Discussing the lockdown temptation towards spiritual complacency, a friend spoke of the dangers of a “cocoon of convenience.” That’s a helpful phrase.
A cocoon is God’s marvellous design to guard the process of transformation from a caterpillar to a butterfly. This amazing sheath provides a temporary protection against threats to what, in the end, will be a wondrous metamorphic outcome. But cocoons, by their nature, are not meant to be permanent. If the butterfly does not make its necessary exit, it will die. The cocoon, which is intended to be a temporary room, can become a coffin. Similarly, I am concerned that the convenience of our cocoon during lockdown might become a spiritual and relational coffin. We need to be aware.
Like a cocoon, lockdown is for our protection. Also like a cocoon, lockdown inhibits our interaction with the outside world. This can conveniently serve us as we learn to wean ourselves from unhealthy influences. But such convenience can also be a hinderance to our welfare as we miss out on face-to-face interaction with fellow church members, including sometimes-difficult church members. This might seem like a convenience, but it might also turn our cocoon into a coffin.
The convenience of a livestreamed sermon in the comfort of our home, along with a less busy Lord’s Day, may seem, well, convenient. There is no Family Bible Hour, and after roughly seventy minutes, the morning “service” is over and the day is ours. At 5:30 PM, we hear a shorter exposition, but without our regular time of congregational prayer. Lockdown is saving the average church member several hours each Sunday. But extra time is not our only convenience. What about, for instance, the convenience of avoiding those troublesome church members? You know, those who rub us the wrong way, who can be an annoyance, and against whom we might have a grudge. And what about those church members who are needy? Though our cocoon at times feels a bit restrictive, nevertheless, at least we are shielded from congregational discomforts associated with relationships.
However, we need to prepare. One day, the cocoon will open. What will emerge?

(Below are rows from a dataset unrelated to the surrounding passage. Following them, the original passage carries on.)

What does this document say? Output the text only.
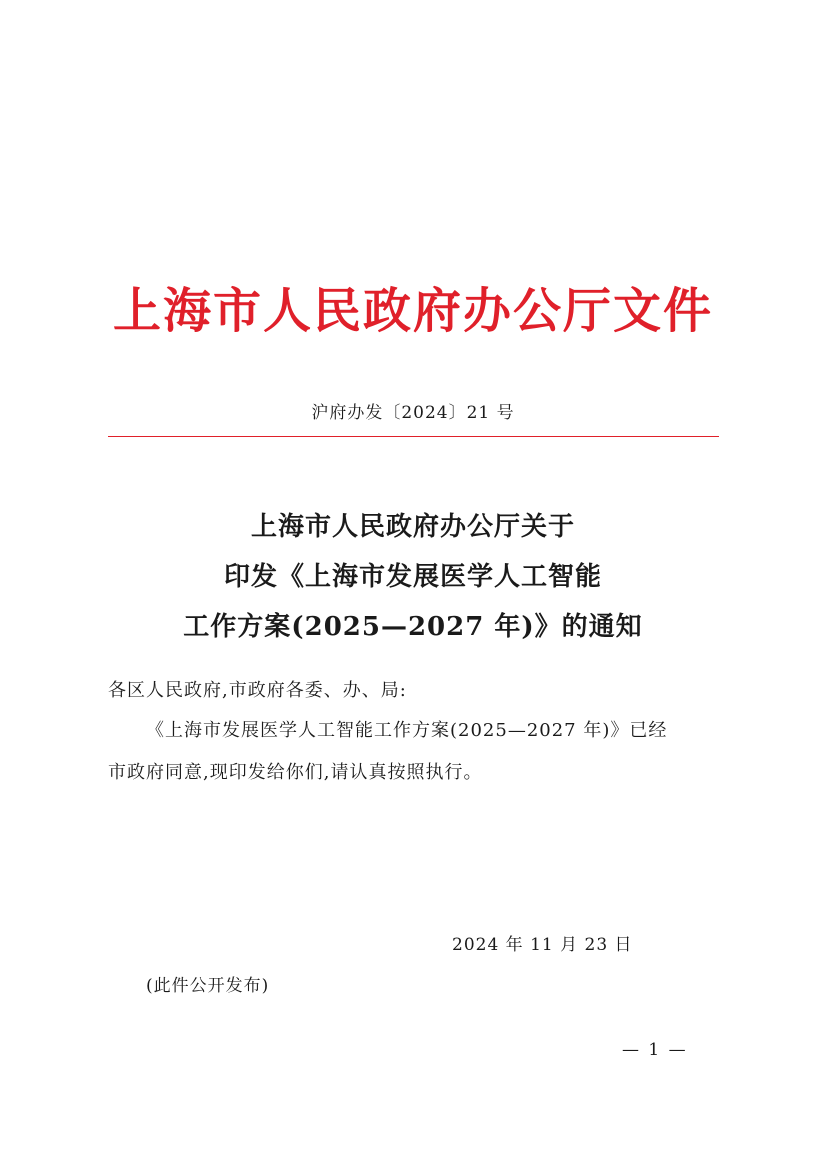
上海市人民政府办公厅文件
沪府办发〔2024〕21 号
上海市人民政府办公厅关于
印发《上海市发展医学人工智能
工作方案(2025—2027 年)》的通知
各区人民政府,市政府各委、办、局:
《上海市发展医学人工智能工作方案(2025—2027 年)》已经
市政府同意,现印发给你们,请认真按照执行。
2024 年 11 月 23 日
(此件公开发布)
— 1 —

This unique time is going to reveal our commitment to local church body life, perhaps as never before. Will we come forth with deep commitment to our local church, or will this introvert’s dream further distance us from involving ourselves with our body of Christ? A solution to our cocoon becoming a coffin is to do the hard work—now—of creatively “one anothering” each other. Let me suggest some practical ways.

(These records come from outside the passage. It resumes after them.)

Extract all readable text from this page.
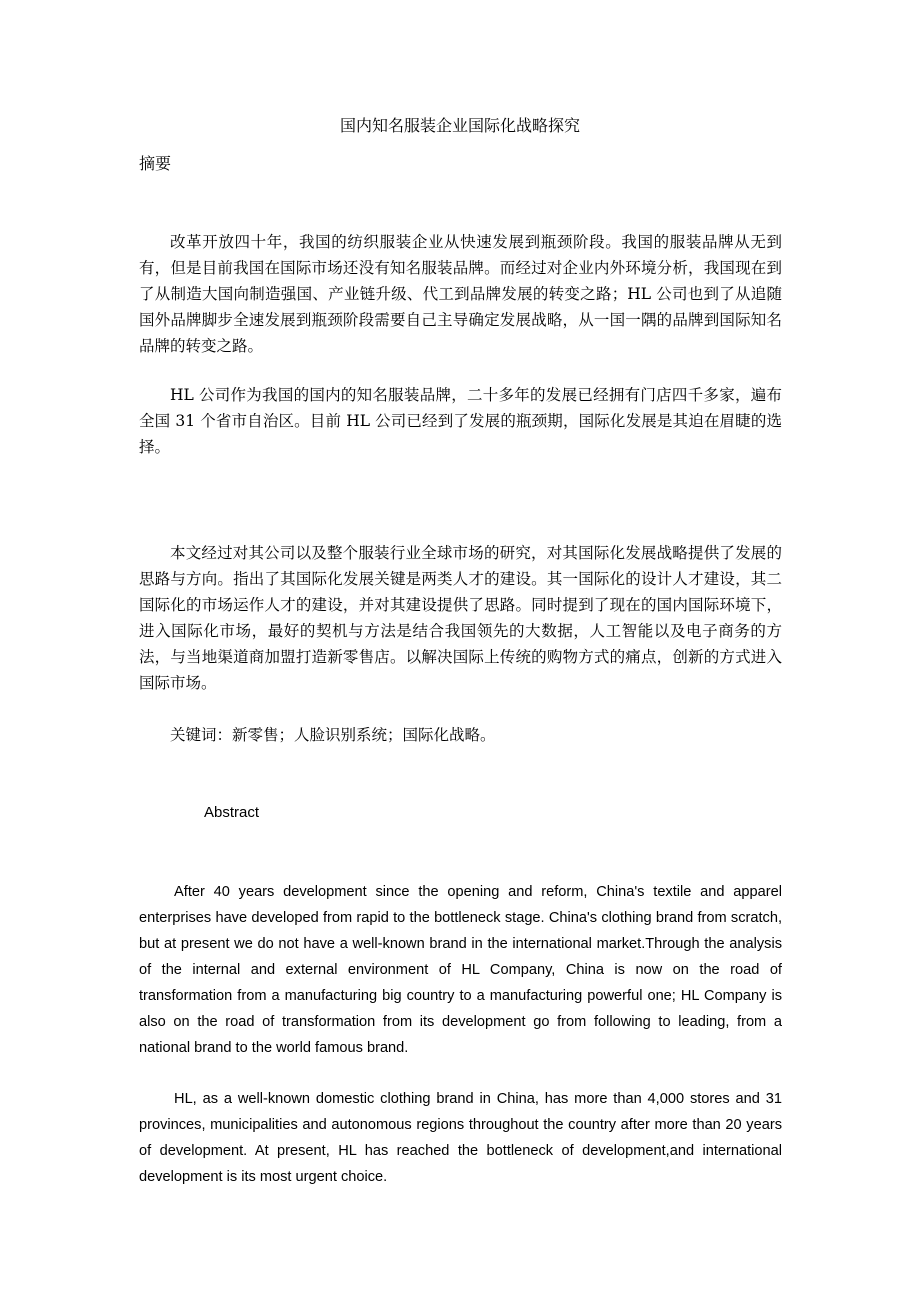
国内知名服装企业国际化战略探究
摘要

改革开放四十年，我国的纺织服装企业从快速发展到瓶颈阶段。我国的服装品牌从无到有，但是目前我国在国际市场还没有知名服装品牌。而经过对企业内外环境分析，我国现在到了从制造大国向制造强国、产业链升级、代工到品牌发展的转变之路；HL 公司也到了从追随国外品牌脚步全速发展到瓶颈阶段需要自己主导确定发展战略，从一国一隅的品牌到国际知名品牌的转变之路。

HL 公司作为我国的国内的知名服装品牌，二十多年的发展已经拥有门店四千多家，遍布全国 31 个省市自治区。目前 HL 公司已经到了发展的瓶颈期，国际化发展是其迫在眉睫的选择。

本文经过对其公司以及整个服装行业全球市场的研究，对其国际化发展战略提供了发展的思路与方向。指出了其国际化发展关键是两类人才的建设。其一国际化的设计人才建设，其二国际化的市场运作人才的建设，并对其建设提供了思路。同时提到了现在的国内国际环境下，进入国际化市场，最好的契机与方法是结合我国领先的大数据，人工智能以及电子商务的方法，与当地渠道商加盟打造新零售店。以解决国际上传统的购物方式的痛点，创新的方式进入国际市场。

关键词：新零售；人脸识别系统；国际化战略。

Abstract

After 40 years development since the opening and reform, China's textile and apparel enterprises have developed from rapid to the bottleneck stage. China's clothing brand from scratch, but at present we do not have a well-known brand in the international market.Through the analysis of the internal and external environment of HL Company, China is now on the road of transformation from a manufacturing big country to a manufacturing powerful one; HL Company is also on the road of transformation from its development go from following to leading, from a national brand to the world famous brand.

HL, as a well-known domestic clothing brand in China, has more than 4,000 stores and 31 provinces, municipalities and autonomous regions throughout the country after more than 20 years of development. At present, HL has reached the bottleneck of development,and international development is its most urgent choice.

We should be phoning one another, praying for one another, forgiving one another, and, where possible, practically caring for one another. We must do the hard work of encouraging one another and, when necessary, admonishing one another. Out of sight must not be allowed to downgrade to out of mind or out of “heart.” Was God preparing us for this in our recent “one another” preaching series?

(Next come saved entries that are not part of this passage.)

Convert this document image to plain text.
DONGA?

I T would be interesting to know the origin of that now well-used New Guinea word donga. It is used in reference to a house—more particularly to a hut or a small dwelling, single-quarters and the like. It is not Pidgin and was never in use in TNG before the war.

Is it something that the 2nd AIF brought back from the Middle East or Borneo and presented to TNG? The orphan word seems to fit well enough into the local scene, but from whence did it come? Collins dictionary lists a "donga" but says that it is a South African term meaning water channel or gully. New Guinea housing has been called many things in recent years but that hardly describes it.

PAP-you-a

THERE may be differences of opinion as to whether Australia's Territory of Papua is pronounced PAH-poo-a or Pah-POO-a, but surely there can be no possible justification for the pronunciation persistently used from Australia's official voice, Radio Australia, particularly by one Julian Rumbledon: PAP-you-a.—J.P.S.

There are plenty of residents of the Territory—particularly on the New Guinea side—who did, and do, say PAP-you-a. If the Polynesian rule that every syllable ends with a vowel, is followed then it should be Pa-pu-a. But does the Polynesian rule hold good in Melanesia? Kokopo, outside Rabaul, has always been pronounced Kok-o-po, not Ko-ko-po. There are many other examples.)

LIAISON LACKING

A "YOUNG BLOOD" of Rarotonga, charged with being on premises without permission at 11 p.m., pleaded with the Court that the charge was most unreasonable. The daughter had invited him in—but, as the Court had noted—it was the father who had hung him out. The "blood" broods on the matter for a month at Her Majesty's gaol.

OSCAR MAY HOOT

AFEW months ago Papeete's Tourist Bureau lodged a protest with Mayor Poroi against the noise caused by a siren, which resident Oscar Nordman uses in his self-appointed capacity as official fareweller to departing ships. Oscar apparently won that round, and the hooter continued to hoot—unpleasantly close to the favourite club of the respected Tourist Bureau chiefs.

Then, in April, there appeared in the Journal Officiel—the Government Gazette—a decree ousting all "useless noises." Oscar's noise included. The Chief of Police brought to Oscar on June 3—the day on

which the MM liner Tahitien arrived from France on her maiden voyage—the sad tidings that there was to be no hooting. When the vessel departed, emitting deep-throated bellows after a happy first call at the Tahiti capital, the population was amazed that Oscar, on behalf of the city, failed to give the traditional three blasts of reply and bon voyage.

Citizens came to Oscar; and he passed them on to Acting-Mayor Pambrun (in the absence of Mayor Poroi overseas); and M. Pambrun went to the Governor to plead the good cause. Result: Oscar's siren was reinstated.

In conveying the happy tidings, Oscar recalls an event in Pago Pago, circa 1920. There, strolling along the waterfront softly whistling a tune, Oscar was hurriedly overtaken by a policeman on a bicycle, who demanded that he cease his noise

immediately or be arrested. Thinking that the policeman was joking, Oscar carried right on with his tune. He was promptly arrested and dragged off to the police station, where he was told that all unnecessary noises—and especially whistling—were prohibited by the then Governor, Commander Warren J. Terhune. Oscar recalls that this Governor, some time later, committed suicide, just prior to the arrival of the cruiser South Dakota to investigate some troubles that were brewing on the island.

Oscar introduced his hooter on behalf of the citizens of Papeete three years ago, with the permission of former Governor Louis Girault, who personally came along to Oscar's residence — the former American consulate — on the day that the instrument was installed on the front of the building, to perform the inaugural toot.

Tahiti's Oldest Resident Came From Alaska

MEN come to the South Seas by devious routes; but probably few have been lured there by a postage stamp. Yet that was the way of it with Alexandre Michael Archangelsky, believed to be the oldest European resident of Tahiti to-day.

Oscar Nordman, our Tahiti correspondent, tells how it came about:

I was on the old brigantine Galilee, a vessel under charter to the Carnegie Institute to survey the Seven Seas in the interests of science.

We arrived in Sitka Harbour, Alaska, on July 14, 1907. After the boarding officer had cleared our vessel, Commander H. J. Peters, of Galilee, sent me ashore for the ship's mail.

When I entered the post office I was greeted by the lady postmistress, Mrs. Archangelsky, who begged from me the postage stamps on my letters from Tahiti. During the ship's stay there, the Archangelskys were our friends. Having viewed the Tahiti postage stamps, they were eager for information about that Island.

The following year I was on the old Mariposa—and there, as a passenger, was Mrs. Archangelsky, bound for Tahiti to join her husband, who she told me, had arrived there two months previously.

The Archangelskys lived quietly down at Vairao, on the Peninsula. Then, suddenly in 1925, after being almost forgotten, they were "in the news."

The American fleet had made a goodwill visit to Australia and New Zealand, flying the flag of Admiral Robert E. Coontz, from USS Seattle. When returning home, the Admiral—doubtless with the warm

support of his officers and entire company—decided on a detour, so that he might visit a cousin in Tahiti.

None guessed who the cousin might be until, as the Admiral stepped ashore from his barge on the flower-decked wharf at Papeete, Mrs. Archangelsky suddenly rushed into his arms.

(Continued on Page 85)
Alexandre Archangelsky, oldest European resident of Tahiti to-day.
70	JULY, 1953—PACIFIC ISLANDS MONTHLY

Being “cocooned” is a great opportunity for us to eventually emerge with more of the beauty of Jesus. We have the opportunity for meaningful self-examination, followed by repentance and resolve to apply practical remedies for change. But, negatively, this also provides an opportunity to become dangerously comfortable in our cocoon, giving little thought to what is happening in the world outside of us, including the world of our fellow church members. If we cave to this, our cocoons will become coffins. And not only will we suffer, but so will our fellow caterpillars who need our help in their transformation.
Perhaps today provides the opportunity for you to reach out to others, to send a message of encouragement, or to offer up prayers for church members. Whatever godly means you utilise, may our Saviour use them to keep your cocoon from becoming a spiritual and relational coffin.